John Licharson was a Canadian diplomat and career civil servant. He joined the Department of External Affairs on June 9, 1969.

In 1971–1973, he served as third/second secretary, Canadian High Commission, Dar es Salaam, Tanzania (concurrently accredited to Mauritius and Mozambique). He returned to Ottawa, where he served in the African Affairs (Anglophone) Division 1974–1976. He was posted as first secretary (economic), at the Canadian embassy, Seoul, Korea, 1976–78. In 1978, he was posted as first secretary in the Canadian High Commission, Lusaka, Zambia (concurrently accredited to Malawi and, from 1980 to Zimbabwe), where in his last six months he also served as chargé d'affaires.

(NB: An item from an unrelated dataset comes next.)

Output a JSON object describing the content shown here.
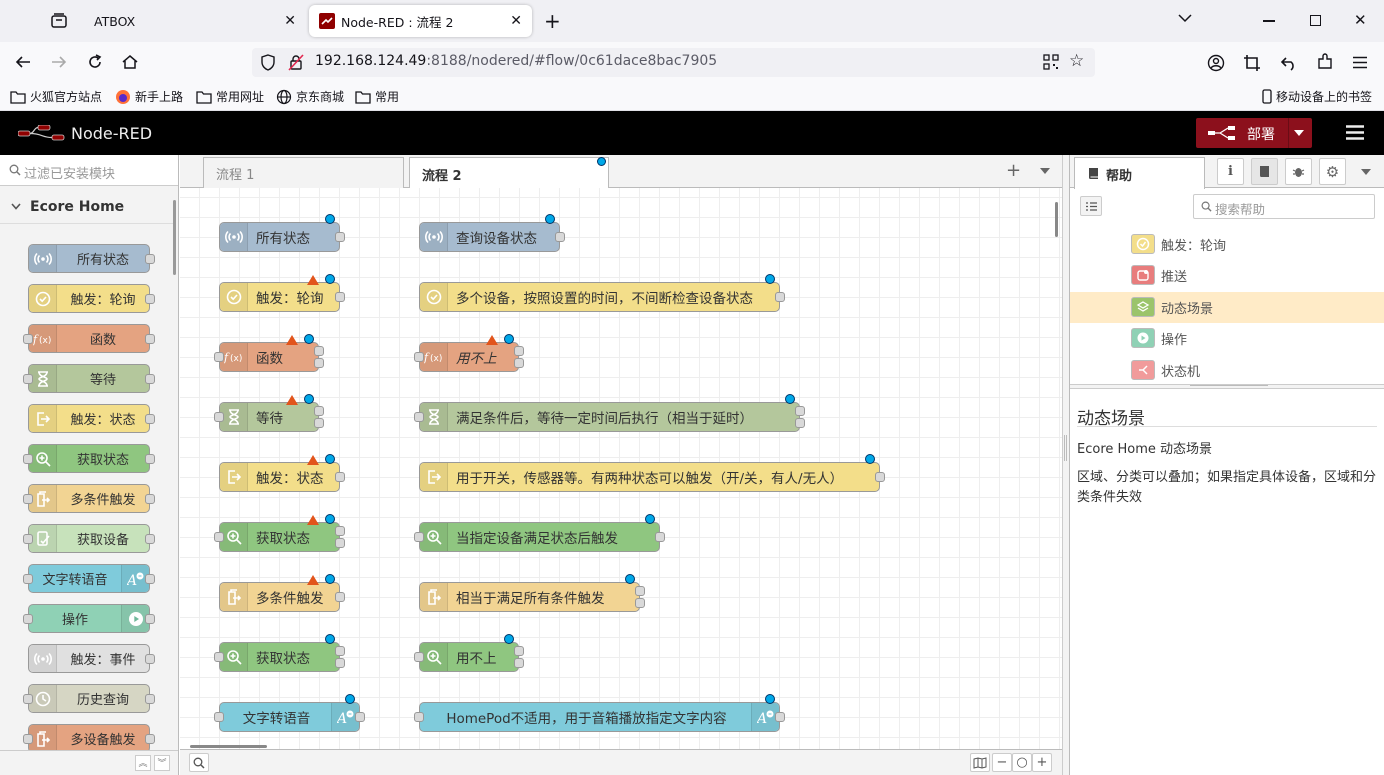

He served as counsellor at the Canadian High Commission, Kingston, Jamaica (concurrently accredited to The Bahamas and Belize) 1983–1985 and was Chef de Mission at the Canadian liaison office, Nassau, Bahamas in 1985.

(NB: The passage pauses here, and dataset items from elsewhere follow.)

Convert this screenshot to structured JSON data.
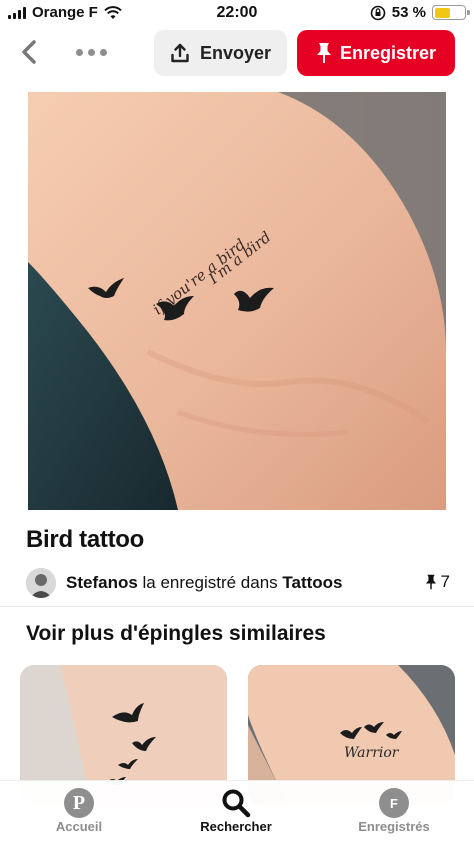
{
  "status_bar": {
    "carrier": "Orange F",
    "time": "22:00",
    "battery_percent": "53 %",
    "battery_level": 0.53,
    "battery_color": "#f2c617"
  },
  "toolbar": {
    "send_label": "Envoyer",
    "save_label": "Enregistrer",
    "save_color": "#e60023"
  },
  "pin": {
    "tattoo_text_line1": "if you're a bird,",
    "tattoo_text_line2": "I'm a bird",
    "title": "Bird tattoo",
    "saved_by": "Stefanos",
    "saved_middle": " la enregistré dans ",
    "board": "Tattoos",
    "save_count": "7"
  },
  "similar": {
    "title": "Voir plus d'épingles similaires",
    "thumb2_text": "Warrior"
  },
  "bottom_nav": {
    "items": [
      {
        "label": "Accueil",
        "icon": "pinterest-logo-icon"
      },
      {
        "label": "Rechercher",
        "icon": "search-icon"
      },
      {
        "label": "Enregistrés",
        "icon": "profile-avatar-icon",
        "initial": "F"
      }
    ]
  }
}
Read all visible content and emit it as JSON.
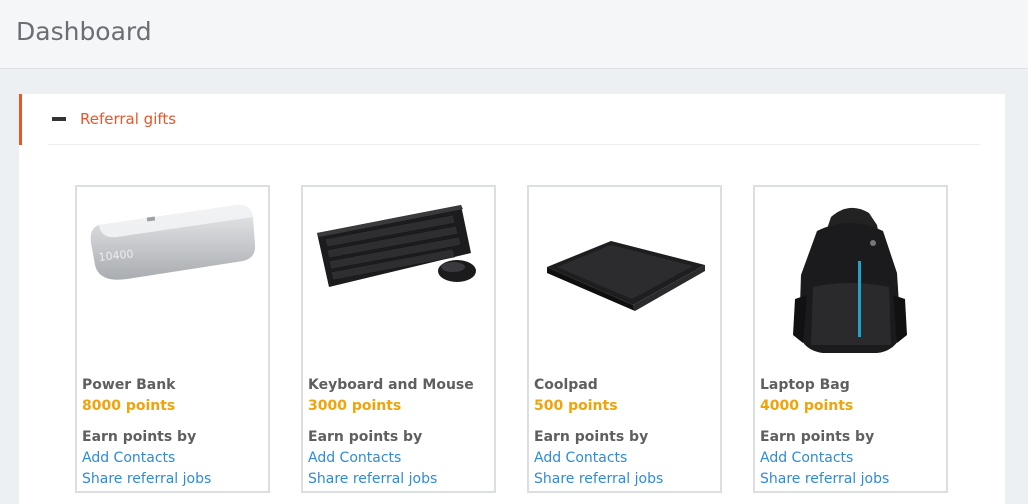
{
  "header": {
    "title": "Dashboard"
  },
  "panel": {
    "title": "Referral gifts",
    "toggle_icon": "minus-icon",
    "accent_color": "#e8572a"
  },
  "gifts": [
    {
      "name": "Power Bank",
      "points": "8000 points",
      "earn_label": "Earn points by",
      "link1": "Add Contacts",
      "link2": "Share referral jobs",
      "image": "power-bank-image"
    },
    {
      "name": "Keyboard and Mouse",
      "points": "3000 points",
      "earn_label": "Earn points by",
      "link1": "Add Contacts",
      "link2": "Share referral jobs",
      "image": "keyboard-mouse-image"
    },
    {
      "name": "Coolpad",
      "points": "500 points",
      "earn_label": "Earn points by",
      "link1": "Add Contacts",
      "link2": "Share referral jobs",
      "image": "coolpad-image"
    },
    {
      "name": "Laptop Bag",
      "points": "4000 points",
      "earn_label": "Earn points by",
      "link1": "Add Contacts",
      "link2": "Share referral jobs",
      "image": "laptop-bag-image"
    }
  ],
  "colors": {
    "points": "#f0a30a",
    "link": "#2f8bd6",
    "accent": "#e8572a"
  }
}
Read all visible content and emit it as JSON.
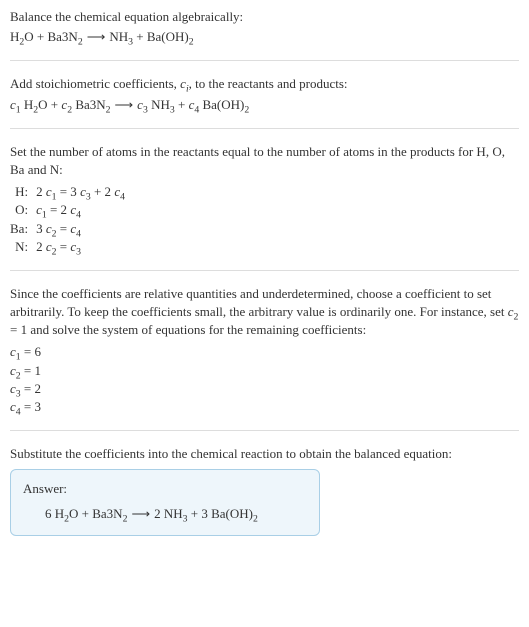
{
  "s1": {
    "intro": "Balance the chemical equation algebraically:",
    "eq": "H₂O + Ba3N₂  ⟶  NH₃ + Ba(OH)₂"
  },
  "s2": {
    "intro_a": "Add stoichiometric coefficients, ",
    "intro_ci": "c",
    "intro_ci_sub": "i",
    "intro_b": ", to the reactants and products:",
    "eq": "c₁ H₂O + c₂ Ba3N₂  ⟶  c₃ NH₃ + c₄ Ba(OH)₂"
  },
  "s3": {
    "intro": "Set the number of atoms in the reactants equal to the number of atoms in the products for H, O, Ba and N:",
    "rows": [
      {
        "el": "H:",
        "eq": "2 c₁ = 3 c₃ + 2 c₄"
      },
      {
        "el": "O:",
        "eq": "c₁ = 2 c₄"
      },
      {
        "el": "Ba:",
        "eq": "3 c₂ = c₄"
      },
      {
        "el": "N:",
        "eq": "2 c₂ = c₃"
      }
    ]
  },
  "s4": {
    "intro": "Since the coefficients are relative quantities and underdetermined, choose a coefficient to set arbitrarily. To keep the coefficients small, the arbitrary value is ordinarily one. For instance, set c₂ = 1 and solve the system of equations for the remaining coefficients:",
    "coeffs": [
      "c₁ = 6",
      "c₂ = 1",
      "c₃ = 2",
      "c₄ = 3"
    ]
  },
  "s5": {
    "intro": "Substitute the coefficients into the chemical reaction to obtain the balanced equation:",
    "answer_label": "Answer:",
    "answer_eq": "6 H₂O + Ba3N₂  ⟶  2 NH₃ + 3 Ba(OH)₂"
  }
}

From 1986 to 1988, he was deputy director, Economic Relations with Developing Countries Division, where he represented Canada at numerous meetings at UNCTAD (United Nations Conference on Trade and Development in Geneva and at the UN (United Nations) headquarters in New York.

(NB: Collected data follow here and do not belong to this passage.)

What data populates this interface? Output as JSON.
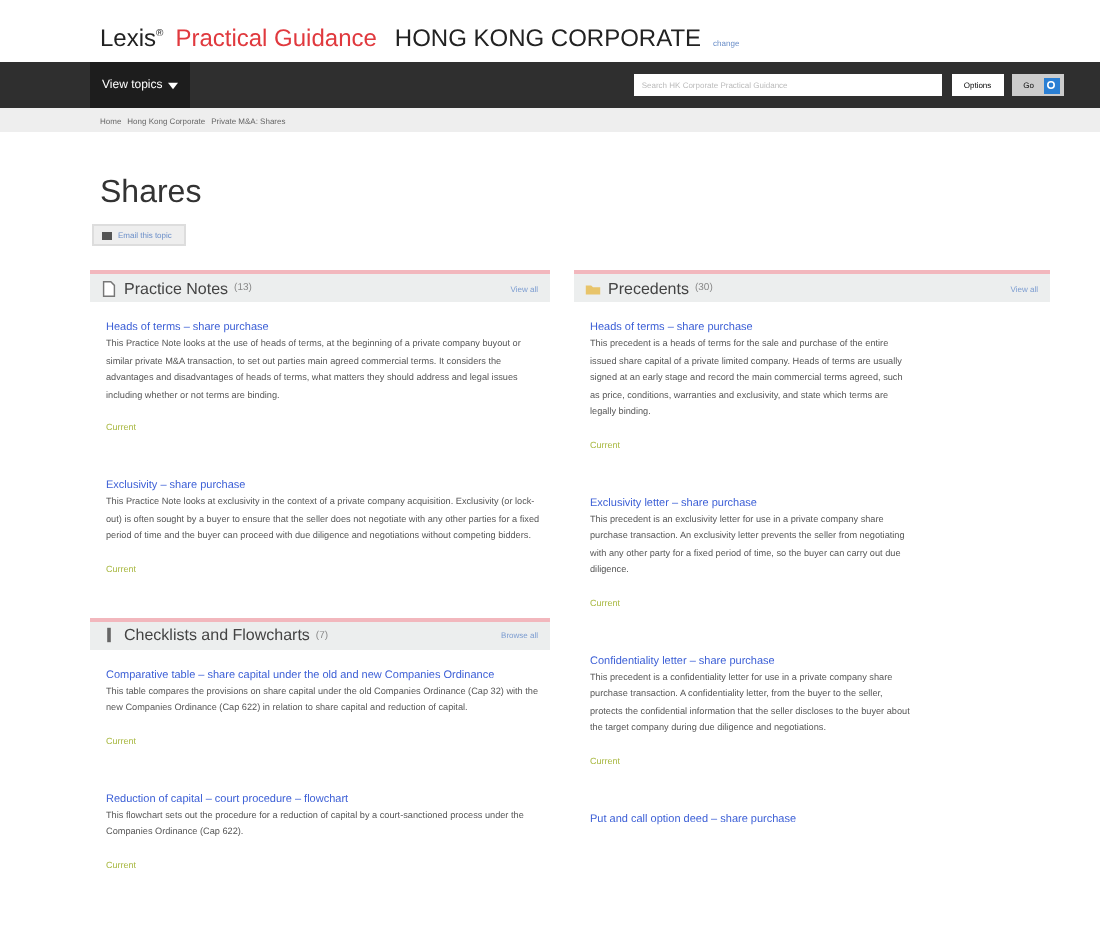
{
  "header": {
    "brand": "Lexis$^{®}$",
    "product": "Practical Guidance",
    "module": "HONG KONG CORPORATE",
    "change_link": "change"
  },
  "nav": {
    "menu": "View topics",
    "search": {
      "placeholder": "Search HK Corporate Practical Guidance"
    },
    "options_button": "Options",
    "go_button": "Go"
  },
  "breadcrumb": [
    "Home",
    "Hong Kong Corporate",
    "Private M&A: Shares"
  ],
  "page_title": "Shares",
  "action_button": "Email this topic",
  "columns": [
    [
      {
        "kind": "notes",
        "title": "Practice Notes",
        "count": "(13)",
        "link": "View all",
        "items": [
          {
            "title": "Heads of terms – share purchase",
            "body": "This Practice Note looks at the use of heads of terms, at the beginning of a private company buyout or similar private M&A transaction, to set out parties main agreed commercial terms. It considers the advantages and disadvantages of heads of terms, what matters they should address and legal issues including whether or not terms are binding.",
            "status": "Current"
          },
          {
            "title": "Exclusivity – share purchase",
            "body": "This Practice Note looks at exclusivity in the context of a private company acquisition. Exclusivity (or lock-out) is often sought by a buyer to ensure that the seller does not negotiate with any other parties for a fixed period of time and the buyer can proceed with due diligence and negotiations without competing bidders.",
            "status": "Current"
          }
        ]
      },
      {
        "kind": "checklists",
        "title": "Checklists and Flowcharts",
        "count": "(7)",
        "link": "Browse all",
        "items": [
          {
            "title": "Comparative table – share capital under the old and new Companies Ordinance",
            "body": "This table compares the provisions on share capital under the old Companies Ordinance (Cap 32) with the new Companies Ordinance (Cap 622) in relation to share capital and reduction of capital.",
            "status": "Current"
          },
          {
            "title": "Reduction of capital – court procedure – flowchart",
            "body": "This flowchart sets out the procedure for a reduction of capital by a court-sanctioned process under the Companies Ordinance (Cap 622).",
            "status": "Current"
          }
        ]
      }
    ],
    [
      {
        "kind": "precedents",
        "title": "Precedents",
        "count": "(30)",
        "link": "View all",
        "items": [
          {
            "title": "Heads of terms – share purchase",
            "body": "This precedent is a heads of terms for the sale and purchase of the entire issued share capital of a private limited company. Heads of terms are usually signed at an early stage and record the main commercial terms agreed, such as price, conditions, warranties and exclusivity, and state which terms are legally binding.",
            "status": "Current"
          },
          {
            "title": "Exclusivity letter – share purchase",
            "body": "This precedent is an exclusivity letter for use in a private company share purchase transaction. An exclusivity letter prevents the seller from negotiating with any other party for a fixed period of time, so the buyer can carry out due diligence.",
            "status": "Current"
          },
          {
            "title": "Confidentiality letter – share purchase",
            "body": "This precedent is a confidentiality letter for use in a private company share purchase transaction. A confidentiality letter, from the buyer to the seller, protects the confidential information that the seller discloses to the buyer about the target company during due diligence and negotiations.",
            "status": "Current"
          },
          {
            "title": "Put and call option deed – share purchase"
          }
        ]
      }
    ]
  ]
}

After two years in the Trade Policy Bureau as deputy director in the General Agreement on Tariffs and Trade Division, where he was deputy chief negotiator in negotiations on alcoholic beverages trade with the European Commission, he resigned from DFAIT in 1990.

He served as senior advisor on Internal Trade Issues in Industry Canada from 1990 to 1998. During that time, he was the principal drafter of the 1991 Intergovernmental Agreement on Beer Marketing Practices and, as deputy of the Internal Trade Negotiations Secretariat, of several sections of the 1995 Internal Trade Agreement.

He joined the Privy Council Office in 1998 and retired as Director, Economic and Regional Development Policy in July, 2002.

From 2007 to 2017, he served on the (volunteer) board of directors of the Prince Edward-Lennox & Addington Community Futures Development Corporation. He was chairman of the board from 2009 to 2011 and chairman of its investment review committee from 2011 to 2013.

In addition to his professional career, he owned and operated TLA Custom Models, a railway-oriented custom modelling service and hobby supply company from 1991 to 2020.
He has written articles for several print and on-line publications (Model Railroader, NMRA Magazine, The Interchange). His wildlife (bird) photography has been used in several on-line bird resource apps and sites (Birdseye, All about Birds).